There are three primary modalities by which we impart and receive communication…

Visual: via images, pictures, mental visions
Auditory: via sounds, voices
Kinesthetic: via physical sensations

And with each modality comes a specific vocabulary…

Visual:
“I see,” “It looks like,” “It appears to be…”

Auditory:
“I hear you,” “It sounds like,” “It rings a bell…”

Kinesthetic:
“I feel that”, “It touches on,” “It taps into…”

Let me be clear that we all have and use the three primary modalities. A mostly visual person will likely be in kinesthetic mode if they are grieving the loss of a loved one. The kinesthetic could be more in a visual mode while caught up in the excitement of seeing a spectacular meteor shower in the sky, accelerating their speech tempo. So in the case of intensely dramatic moments, you can tailor your communication responses to others accordingly. Granted, it takes much practice to become skillful at PML; but the rewards of closer connection with another makes the journey well worth it.
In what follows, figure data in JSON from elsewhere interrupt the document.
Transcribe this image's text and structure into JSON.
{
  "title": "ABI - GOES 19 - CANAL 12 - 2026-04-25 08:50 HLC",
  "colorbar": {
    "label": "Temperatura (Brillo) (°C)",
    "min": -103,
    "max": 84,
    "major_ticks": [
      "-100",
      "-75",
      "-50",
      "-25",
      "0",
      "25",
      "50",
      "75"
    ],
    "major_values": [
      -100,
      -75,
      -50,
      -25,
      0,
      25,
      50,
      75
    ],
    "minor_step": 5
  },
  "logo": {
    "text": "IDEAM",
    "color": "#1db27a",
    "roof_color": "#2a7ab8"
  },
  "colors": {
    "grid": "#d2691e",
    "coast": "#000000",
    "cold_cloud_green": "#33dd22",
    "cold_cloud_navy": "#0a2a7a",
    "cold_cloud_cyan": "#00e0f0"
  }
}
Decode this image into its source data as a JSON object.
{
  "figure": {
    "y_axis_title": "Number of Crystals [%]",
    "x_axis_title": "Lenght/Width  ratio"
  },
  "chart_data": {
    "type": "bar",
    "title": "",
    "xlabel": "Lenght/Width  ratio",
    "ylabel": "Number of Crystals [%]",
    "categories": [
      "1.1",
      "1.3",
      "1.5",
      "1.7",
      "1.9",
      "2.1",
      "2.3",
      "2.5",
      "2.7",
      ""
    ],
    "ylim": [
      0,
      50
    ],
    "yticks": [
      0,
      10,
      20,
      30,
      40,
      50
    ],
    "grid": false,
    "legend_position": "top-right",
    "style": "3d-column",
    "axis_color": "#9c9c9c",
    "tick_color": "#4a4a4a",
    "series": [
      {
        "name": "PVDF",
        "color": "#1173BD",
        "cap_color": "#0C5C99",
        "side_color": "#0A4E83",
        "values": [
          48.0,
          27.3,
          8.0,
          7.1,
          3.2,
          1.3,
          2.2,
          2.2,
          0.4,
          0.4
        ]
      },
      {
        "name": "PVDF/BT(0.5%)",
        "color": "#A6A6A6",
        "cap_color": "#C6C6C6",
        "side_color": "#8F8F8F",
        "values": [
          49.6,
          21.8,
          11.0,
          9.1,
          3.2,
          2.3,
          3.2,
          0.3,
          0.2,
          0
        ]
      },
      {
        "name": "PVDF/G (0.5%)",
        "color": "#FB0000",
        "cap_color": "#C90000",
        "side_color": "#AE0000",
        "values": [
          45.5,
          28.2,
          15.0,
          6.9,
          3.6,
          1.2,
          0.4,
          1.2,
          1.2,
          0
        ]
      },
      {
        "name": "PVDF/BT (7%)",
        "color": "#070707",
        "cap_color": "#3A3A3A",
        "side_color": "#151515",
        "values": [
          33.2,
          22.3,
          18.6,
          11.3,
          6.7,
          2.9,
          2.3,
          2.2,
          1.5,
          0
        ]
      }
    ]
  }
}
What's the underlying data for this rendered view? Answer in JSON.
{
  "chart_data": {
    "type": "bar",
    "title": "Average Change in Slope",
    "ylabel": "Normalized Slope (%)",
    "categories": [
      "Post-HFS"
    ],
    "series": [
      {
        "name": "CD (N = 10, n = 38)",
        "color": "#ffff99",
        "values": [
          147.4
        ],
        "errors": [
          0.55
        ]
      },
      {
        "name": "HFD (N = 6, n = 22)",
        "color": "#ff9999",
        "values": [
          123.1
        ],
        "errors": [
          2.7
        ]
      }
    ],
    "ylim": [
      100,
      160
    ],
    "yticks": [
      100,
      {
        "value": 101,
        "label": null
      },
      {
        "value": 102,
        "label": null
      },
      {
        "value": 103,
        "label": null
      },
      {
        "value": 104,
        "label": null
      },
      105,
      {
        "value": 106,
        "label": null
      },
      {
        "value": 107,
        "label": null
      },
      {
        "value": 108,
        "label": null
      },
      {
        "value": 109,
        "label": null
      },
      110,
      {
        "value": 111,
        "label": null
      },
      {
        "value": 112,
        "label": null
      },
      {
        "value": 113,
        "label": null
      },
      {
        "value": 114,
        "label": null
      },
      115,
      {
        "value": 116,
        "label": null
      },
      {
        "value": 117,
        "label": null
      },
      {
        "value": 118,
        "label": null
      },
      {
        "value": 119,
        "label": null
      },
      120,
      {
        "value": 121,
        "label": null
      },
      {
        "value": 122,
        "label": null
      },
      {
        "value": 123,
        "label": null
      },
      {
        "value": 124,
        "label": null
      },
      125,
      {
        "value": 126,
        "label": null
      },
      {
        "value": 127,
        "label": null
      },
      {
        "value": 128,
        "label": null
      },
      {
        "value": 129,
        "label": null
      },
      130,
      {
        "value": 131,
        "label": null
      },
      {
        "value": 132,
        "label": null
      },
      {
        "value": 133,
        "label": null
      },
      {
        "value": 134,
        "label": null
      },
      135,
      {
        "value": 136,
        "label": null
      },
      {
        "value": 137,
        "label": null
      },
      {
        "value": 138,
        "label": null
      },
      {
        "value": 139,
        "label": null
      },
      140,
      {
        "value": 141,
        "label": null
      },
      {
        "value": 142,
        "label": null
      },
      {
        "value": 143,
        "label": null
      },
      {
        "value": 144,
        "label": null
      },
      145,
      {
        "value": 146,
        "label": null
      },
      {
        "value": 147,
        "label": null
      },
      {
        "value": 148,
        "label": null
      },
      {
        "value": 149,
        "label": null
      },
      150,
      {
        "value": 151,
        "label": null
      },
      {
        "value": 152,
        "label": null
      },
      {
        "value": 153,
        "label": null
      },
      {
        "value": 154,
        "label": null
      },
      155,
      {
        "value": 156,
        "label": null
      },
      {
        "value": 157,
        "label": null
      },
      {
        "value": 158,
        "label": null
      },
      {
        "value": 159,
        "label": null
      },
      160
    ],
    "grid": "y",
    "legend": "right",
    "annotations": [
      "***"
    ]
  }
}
Like any discipline, honing communication skills can benefit from additional tools in your box. Another helpful model is a breakdown of the Four Major Personality Types:

The Dominator – assertive, decisive, task-oriented, goal-centered. Biggest fear: losing control. Dealing with them: Never attempt to usurp control from a Dominator! Present choices to them so they (at least think) the decisions are made by them.

The Analytic – more passive, less decisive, process-oriented, precise. Biggest fear: being inaccurate. Dealing with them: Be very logical, spell out goals, objectives, and deadlines on paper if necessary to motivate, convey urgency.

The Expressive – active mind, creative, process-oriented, flexible. Biggest fear: being ignored. Dealing with them: Give praise, acknowledge ideas and seek input from them for new ways to solve problems.

The Relator – more passive, less decisive, people/team-oriented, sensitive. Biggest fear: feeling rejected. Dealing with them: Express care and concern, convey their importance to the team, then re-focus them on the task at hand.

As with PML, you can see how being adaptable to the Four Personality Types requires different strategies to build rapport and achieve results. Listen actively and intently, and you will grasp these distinctions in personalities with greater clarity on your road to mastering communication.